I laid out the components and remembered part of the problem with the Big Guy was that when you screwed the bottom and side, it didn’t ‘catch’. I solved this by bracing one end of the bookshelf against the wall and pushing it as I screwed. That got me an L shape. Then it was the work of gentle hammering of a million wood pegs and particleboard shelves until, at last, I had a frame. I wedged in both the other side and the top, and had a wobbly bookshelf. No good! It took me about half an hour to get everything screwed in, using that wee Allen wrench, and it was still a little wobbly. Then I stood the bookshelf up and started to tighten some more. And more. And I flipped it over and did it again. It took three flips, but finally I had it tight and locked down.

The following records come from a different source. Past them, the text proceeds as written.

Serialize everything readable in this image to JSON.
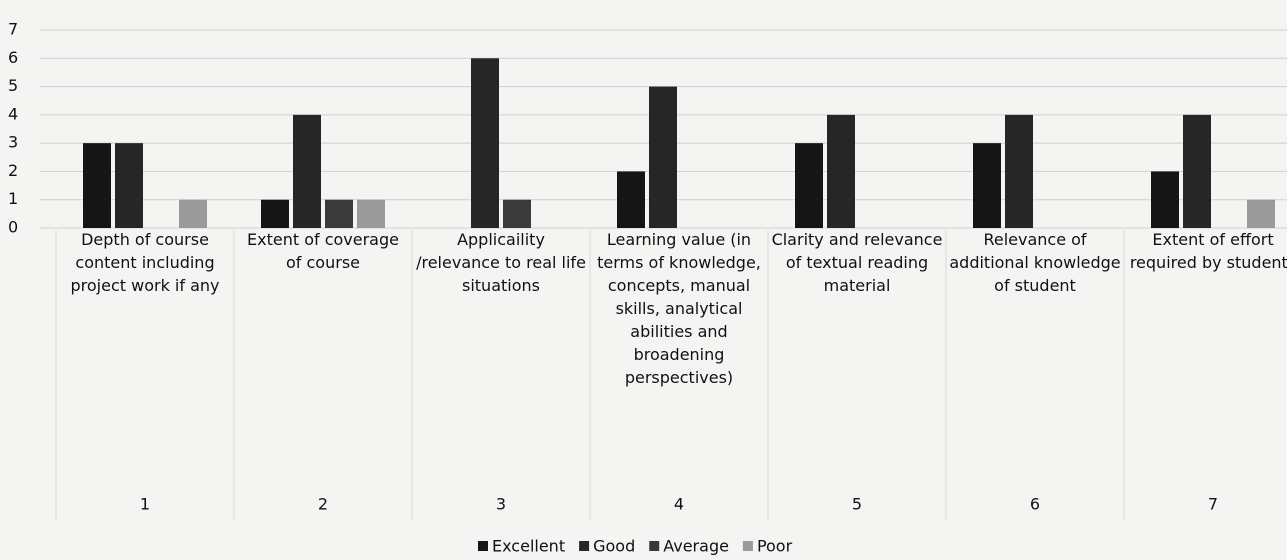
{
  "chart_data": {
    "type": "bar",
    "categories": [
      "Depth of course content including project work if any",
      "Extent of coverage of course",
      "Applicaility /relevance to real life situations",
      "Learning value (in terms of knowledge, concepts, manual skills, analytical abilities and broadening perspectives)",
      "Clarity and relevance of textual reading material",
      "Relevance of additional knowledge of student",
      "Extent of effort required by students"
    ],
    "category_numbers": [
      1,
      2,
      3,
      4,
      5,
      6,
      7
    ],
    "series": [
      {
        "name": "Excellent",
        "color": "#151515",
        "values": [
          3,
          1,
          0,
          2,
          3,
          3,
          2
        ]
      },
      {
        "name": "Good",
        "color": "#262626",
        "values": [
          3,
          4,
          6,
          5,
          4,
          4,
          4
        ]
      },
      {
        "name": "Average",
        "color": "#3a3a3a",
        "values": [
          0,
          1,
          1,
          0,
          0,
          0,
          0
        ]
      },
      {
        "name": "Poor",
        "color": "#9a9a9a",
        "values": [
          1,
          1,
          0,
          0,
          0,
          0,
          1
        ]
      }
    ],
    "ylim": [
      0,
      7
    ],
    "yticks": [
      0,
      1,
      2,
      3,
      4,
      5,
      6,
      7
    ],
    "grid": true,
    "legend": "bottom"
  }
}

The desk itself was two wood planks, with little levelers on the ‘leg’ plank, a brace that you’re supposed to install on the ‘far’ end from ‘you’ (which made no sense to me, since what if I was going to use it both ways?), grips for hooking it to the bookshelf, and these weird ‘turn till they hook’ screws. The grips to hook it too the bookshelf took me forever to install, and since they used a regular Phillip’s head screwdriver, were oddly harder than the Allen wrenching!

At some point in all this I bitched “It takes less time to have sex than to screw this.” Twitter is still laughing at me over that one. I took a break for dinner, and afterwards came back and zipped through the final screwing in minutes. Then I ‘positioned’ the desk. After a few false starts, I realized facing the window (with my back to the door) would be perfect. It took some more arranging, but I got the desk set up, with a Fantastisk Napkin Holder to hold up my laptop (no, really!) and my big monitor all rigged up. I kept my wired keyboard and mouse plunged into my monitor, since they won’t waste batteries that way, and positioned my ‘things’ where I wanted. On top of the bookshelf is ‘pretty boxes’ with ‘stuff’ in them (coin collections, pin collections, a first generation Scarlett and Cover Girl). Above the desk is for things I use a lot: books, pencils, etc. Below the desk are laptop cases, extra plugs and travel gear.
Then my better half came downstairs and asked “Doesn’t it bother you not being able to see people behind you?” So I got her old mirror off the big bookshelf and put it in the window sill. “Now I can see your cleavage!” I announced happily. Actually I could see the whole stairwell, so it was pretty much perfect.

The last step has been removing everything from the bookshelf, gluing and fixing the shelves in better, and then organizing that. I think we’re nearly done. This photo is about 90% organized. You can see I’ve managed to get things in boxes on shelves and I’ve been labeling them so I know what’s going on. This came with a lot of throwing out of things we don’t use anymore. There was a bag of clothes no one wears (or fits), and we have a box left of cooking stuff we’ve stopped using. And a monitor.
So if you want a 22″ LCD monitor, or a toaster oven, both in fantastic shape, they’re free to a good home!
One response
I will take the toaster oven if it’s still going… :p
Great looking office btw, I hope it’s comfortable because if you’re anything like me I’m metting you spend a good number of hours there daily!